Tears and Shadows

A small breeze blows by and you start to tremble. I look around the room. You're packing your things. There are boxes on the bed and garbage bags on the floor. I don't know what you're doing. Why are you packing? I don't understand.

I place my hand on your shoulder to keep you steady, but you start to cry harder. You hold your head in hands. I move in front of you to see your beautiful face, but I can only see your tears. You pick your head up and look at me. I take your hands in mine. You seem as if you can't see me, as if you're looking right through me. I start to wipe a tear falling from your eye but it keeps falling.

You get up from the bed and side step me. I see you go over to the mirror. You pick up the picture we took last week. You looked unbelievable that night. You had that special sparkle in your eye. My eyes were glued to you. Now you pick up a picture from high school. We look different from then. I had blonde hair back in high school with the blue stripe that I thought was cool. My hair is finally one color and a natural color at that. As each year has passed you've become more beautiful. Your hair is shorter and lighter, but still as beautiful as ever.

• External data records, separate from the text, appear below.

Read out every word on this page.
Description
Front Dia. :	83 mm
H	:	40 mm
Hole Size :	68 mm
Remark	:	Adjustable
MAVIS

You drop the pictures and start to cry again. You can barely hold yourself up. I wrap my arms around you for support, but you don't hold onto me. I lean in close to you and ask you softly, "Lynn, what's wrong? Why are you crying?"
You hesitate to answer me. "Why did you leave? I can't do this alone!"
I stare at you confused. "I didn't leave. I'm right here. I'll always be here."

You push me away and start to grab something out of your back pocket. You throw it on the dresser by the pictures. You turn away and sit on the bed again. I pick up the object you threw against the mirror. Its a service card. Who died? I don't remember a funeral. I turn over the card and read what it says: 'In loving memory Matthew Jay Willis 1983-2005. A beloved friend, brother, son and father-to-be.' I drop the card on the dresser.

I remember now. I was driving home from the studio to see you. You had phoned me asking me to come home early. You had to tell me something important. I was at a stop light and as it turned green, a guy ran through the red light. The bright lights blinded me and everything afterwards was black.

I died. I never got to see you or hear the news. You're pregnant; that's what you wanted to tell me. I'm sorry I found out this way. Now I understand what you meant by why did leave. You never felt my arms around you. You didn't hear me talk to you. I'm a ghost. You don't know I'm here. I place my hand on your stomach to feel our baby. You place your hand over mine but you can't feel me.

I look at you and whisper quietly although you can't hear me, "I'm here."
You look at me as if you see me. "I know," you reply as if you heard me.

There's a knock on the door. You got to answer it and I follow close behind. You look out of the peep hole. You wiped the tears and opened the door. There stands James, good old James. He kisses your forehead and I can tell your trying hard to hold back your tears.

James walks behind you as you go into our bedroom. He grabs two boxes while you grab the garbage bags. You pick up the pictures and the service card placing them in your purse. You look around all the rooms of the apartment as you said your tearful good-bye to our home. You turn your back to the life we once shared.

James is standing in the doorway staring into space. He's probably thinking of some of the drunken nights we had. He picks up the boxes from the floor as he turns to leave. But as he turns I say, "Take care of Lynn for me." James looks inside the apartment one last time. "I will, Matt. I will."